Charles Cullison, medical student at Touro University Nevada, examines a more accurate test for impairment from cannabis.
Charles Cullison and Graham Lambert are medical students at Touro University Nevada.
Marijuana and DUI Laws
Recreational marijuana is being widely debated and the topic is in the newspapers every day. We decided to conduct basic research to look into the medical legal issues related to marijuana use. Specifically how marijuana is broken down and metabolized, how this process differs when marijuana is inhaled versus ingested, and which metabolites are related to cognitive impairment.
We found that certain metabolites, such as THC-COO, were not related to cognitive impairment and began to wonder if people who were suspected of driving under the influence of marijuana were being screened for the right metabolites.

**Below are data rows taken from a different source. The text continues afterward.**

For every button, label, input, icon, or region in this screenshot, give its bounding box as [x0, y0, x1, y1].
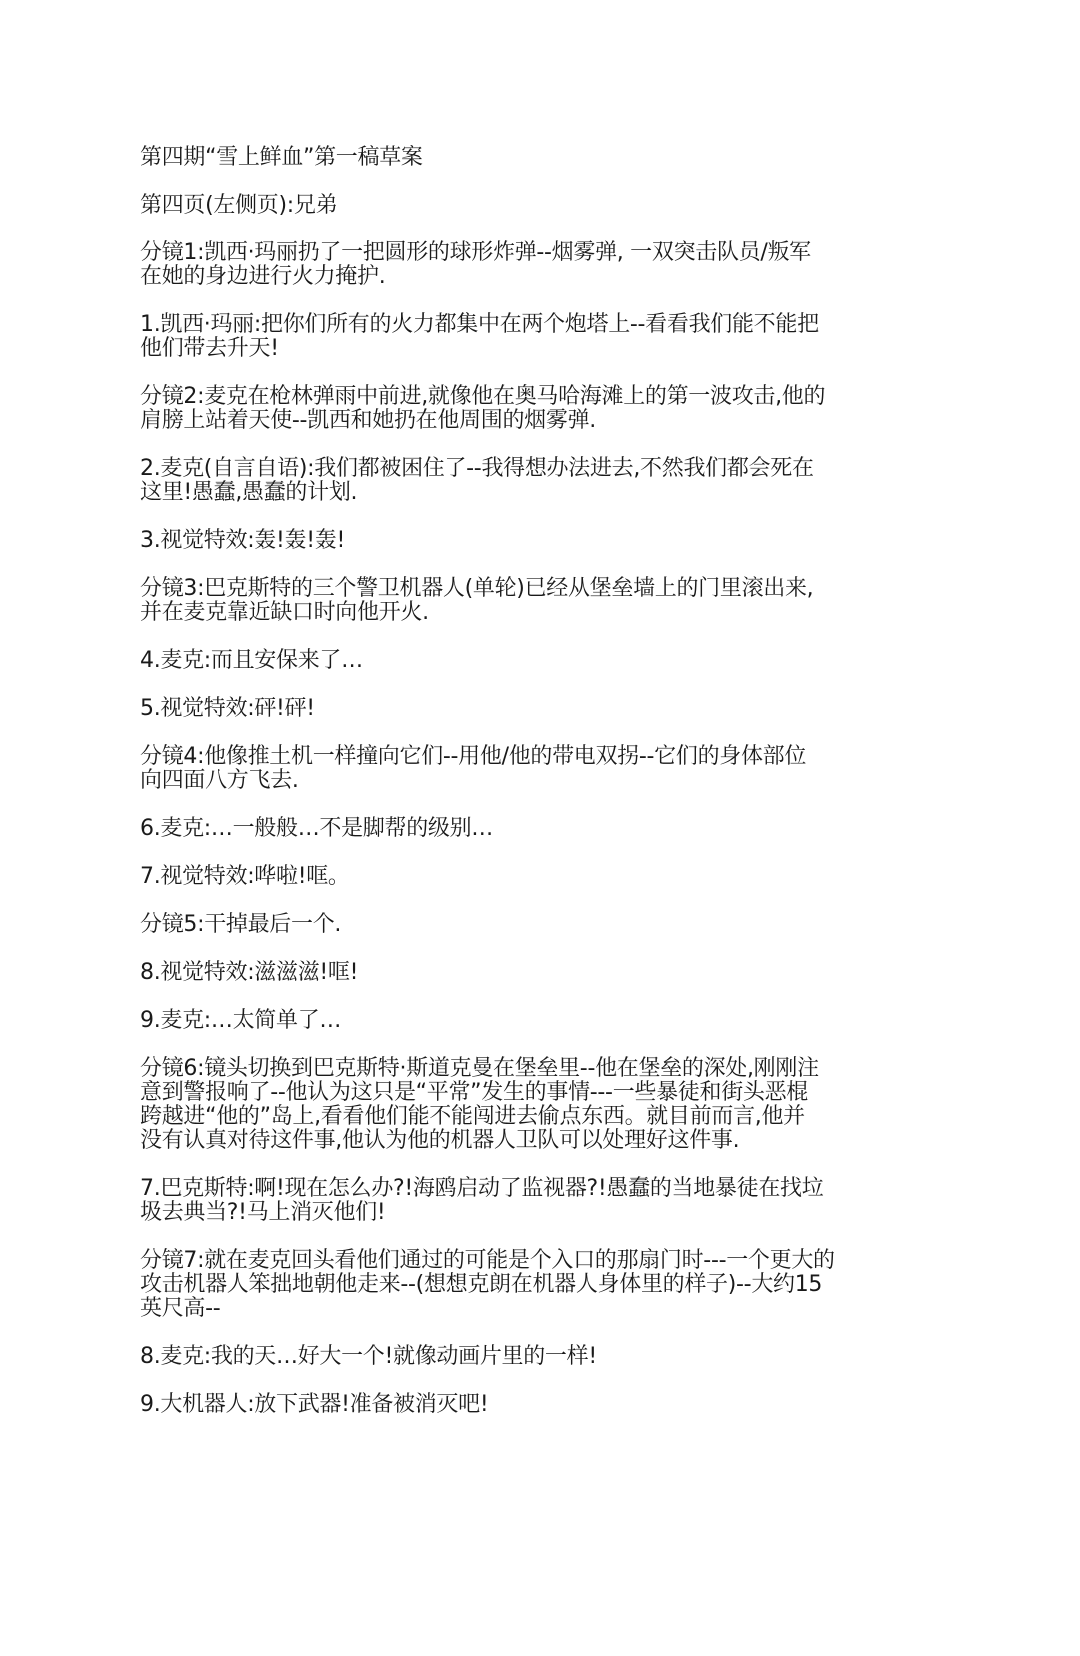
text-line: 分镜6:镜头切换到巴克斯特·斯道克曼在堡垒里--他在堡垒的深处,刚刚注 [140, 1057, 940, 1081]
dialogue-6: 6.麦克:…一般般…不是脚帮的级别… [140, 817, 940, 841]
dialogue-9: 9.麦克:…太简单了… [140, 1009, 940, 1033]
text-line: 9.大机器人:放下武器!准备被消灭吧! [140, 1393, 940, 1417]
text-line: 分镜5:干掉最后一个. [140, 913, 940, 937]
panel-6-description: 分镜6:镜头切换到巴克斯特·斯道克曼在堡垒里--他在堡垒的深处,刚刚注 意到警报… [140, 1057, 940, 1153]
dialogue-2: 2.麦克(自言自语):我们都被困住了--我得想办法进去,不然我们都会死在 这里!… [140, 457, 940, 505]
text-line: 2.麦克(自言自语):我们都被困住了--我得想办法进去,不然我们都会死在 [140, 457, 940, 481]
sfx-8: 8.视觉特效:滋滋滋!哐! [140, 961, 940, 985]
dialogue-9b: 9.大机器人:放下武器!准备被消灭吧! [140, 1393, 940, 1417]
text-line: 在她的身边进行火力掩护. [140, 265, 940, 289]
text-line: 这里!愚蠢,愚蠢的计划. [140, 481, 940, 505]
text-line: 7.视觉特效:哗啦!哐。 [140, 865, 940, 889]
panel-3-description: 分镜3:巴克斯特的三个警卫机器人(单轮)已经从堡垒墙上的门里滚出来, 并在麦克靠… [140, 577, 940, 625]
text-line: 跨越进“他的”岛上,看看他们能不能闯进去偷点东西。就目前而言,他并 [140, 1105, 940, 1129]
panel-5-description: 分镜5:干掉最后一个. [140, 913, 940, 937]
panel-1-description: 分镜1:凯西·玛丽扔了一把圆形的球形炸弹--烟雾弹, 一双突击队员/叛军 在她的… [140, 241, 940, 289]
text-line: 分镜1:凯西·玛丽扔了一把圆形的球形炸弹--烟雾弹, 一双突击队员/叛军 [140, 241, 940, 265]
document-title: 第四期“雪上鲜血”第一稿草案 [140, 145, 940, 171]
sfx-5: 5.视觉特效:砰!砰! [140, 697, 940, 721]
text-line: 意到警报响了--他认为这只是“平常”发生的事情---一些暴徒和街头恶棍 [140, 1081, 940, 1105]
text-line: 8.麦克:我的天…好大一个!就像动画片里的一样! [140, 1345, 940, 1369]
text-line: 向四面八方飞去. [140, 769, 940, 793]
text-line: 分镜3:巴克斯特的三个警卫机器人(单轮)已经从堡垒墙上的门里滚出来, [140, 577, 940, 601]
sfx-3: 3.视觉特效:轰!轰!轰! [140, 529, 940, 553]
sfx-7: 7.视觉特效:哗啦!哐。 [140, 865, 940, 889]
text-line: 6.麦克:…一般般…不是脚帮的级别… [140, 817, 940, 841]
text-line: 5.视觉特效:砰!砰! [140, 697, 940, 721]
text-line: 并在麦克靠近缺口时向他开火. [140, 601, 940, 625]
text-line: 1.凯西·玛丽:把你们所有的火力都集中在两个炮塔上--看看我们能不能把 [140, 313, 940, 337]
text-line: 圾去典当?!马上消灭他们! [140, 1201, 940, 1225]
panel-7-description: 分镜7:就在麦克回头看他们通过的可能是个入口的那扇门时---一个更大的 攻击机器… [140, 1249, 940, 1321]
text-line: 7.巴克斯特:啊!现在怎么办?!海鸥启动了监视器?!愚蠢的当地暴徒在找垃 [140, 1177, 940, 1201]
dialogue-7b: 7.巴克斯特:啊!现在怎么办?!海鸥启动了监视器?!愚蠢的当地暴徒在找垃 圾去典… [140, 1177, 940, 1225]
text-line: 分镜2:麦克在枪林弹雨中前进,就像他在奥马哈海滩上的第一波攻击,他的 [140, 385, 940, 409]
dialogue-1: 1.凯西·玛丽:把你们所有的火力都集中在两个炮塔上--看看我们能不能把 他们带去… [140, 313, 940, 361]
text-line: 他们带去升天! [140, 337, 940, 361]
text-line: 没有认真对待这件事,他认为他的机器人卫队可以处理好这件事. [140, 1129, 940, 1153]
panel-4-description: 分镜4:他像推土机一样撞向它们--用他/他的带电双拐--它们的身体部位 向四面八… [140, 745, 940, 793]
script-page: 第四期“雪上鲜血”第一稿草案 第四页(左侧页):兄弟 分镜1:凯西·玛丽扔了一把… [140, 145, 940, 1441]
text-line: 英尺高-- [140, 1297, 940, 1321]
page-heading: 第四页(左侧页):兄弟 [140, 193, 940, 219]
text-line: 肩膀上站着天使--凯西和她扔在他周围的烟雾弹. [140, 409, 940, 433]
panel-2-description: 分镜2:麦克在枪林弹雨中前进,就像他在奥马哈海滩上的第一波攻击,他的 肩膀上站着… [140, 385, 940, 433]
dialogue-4: 4.麦克:而且安保来了… [140, 649, 940, 673]
text-line: 攻击机器人笨拙地朝他走来--(想想克朗在机器人身体里的样子)--大约15 [140, 1273, 940, 1297]
text-line: 8.视觉特效:滋滋滋!哐! [140, 961, 940, 985]
text-line: 9.麦克:…太简单了… [140, 1009, 940, 1033]
text-line: 3.视觉特效:轰!轰!轰! [140, 529, 940, 553]
text-line: 分镜7:就在麦克回头看他们通过的可能是个入口的那扇门时---一个更大的 [140, 1249, 940, 1273]
text-line: 分镜4:他像推土机一样撞向它们--用他/他的带电双拐--它们的身体部位 [140, 745, 940, 769]
text-line: 4.麦克:而且安保来了… [140, 649, 940, 673]
dialogue-8b: 8.麦克:我的天…好大一个!就像动画片里的一样! [140, 1345, 940, 1369]
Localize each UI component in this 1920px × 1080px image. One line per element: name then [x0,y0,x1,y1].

After interviewing forensic toxicology labs across the state of Nevada, we found that there wasn’t a standardized way of testing. The law allowed for either urine or blood testing, and there were no specifications
of what metabolite should be tested. The result was that different labs tested for different components. The urinalyses were detecting THC-COO, which is not associated with cognitive impairment. In fact, it can show up in urine up to about 38 days after an occasional or regular user last smoked or ingested marijuana.
Instead, we found two primary components of marijuana — delta-9-THC and 11-OH-THC –that cause cognitive impairment and can easily be detected in blood. THC is metabolized to yield 11-OH-THC, which can cross the blood-brain barrier more readily. Yet few labs were testing for these metabolites. We contacted the Nevada legislators and presented our research. They voted to change the law for testing people suspected of DUI with marijuana to only allow blood testing of these two components and not urine testing. As more states legalize marijuana for medical and recreational use, this is something that legislators should be looking at.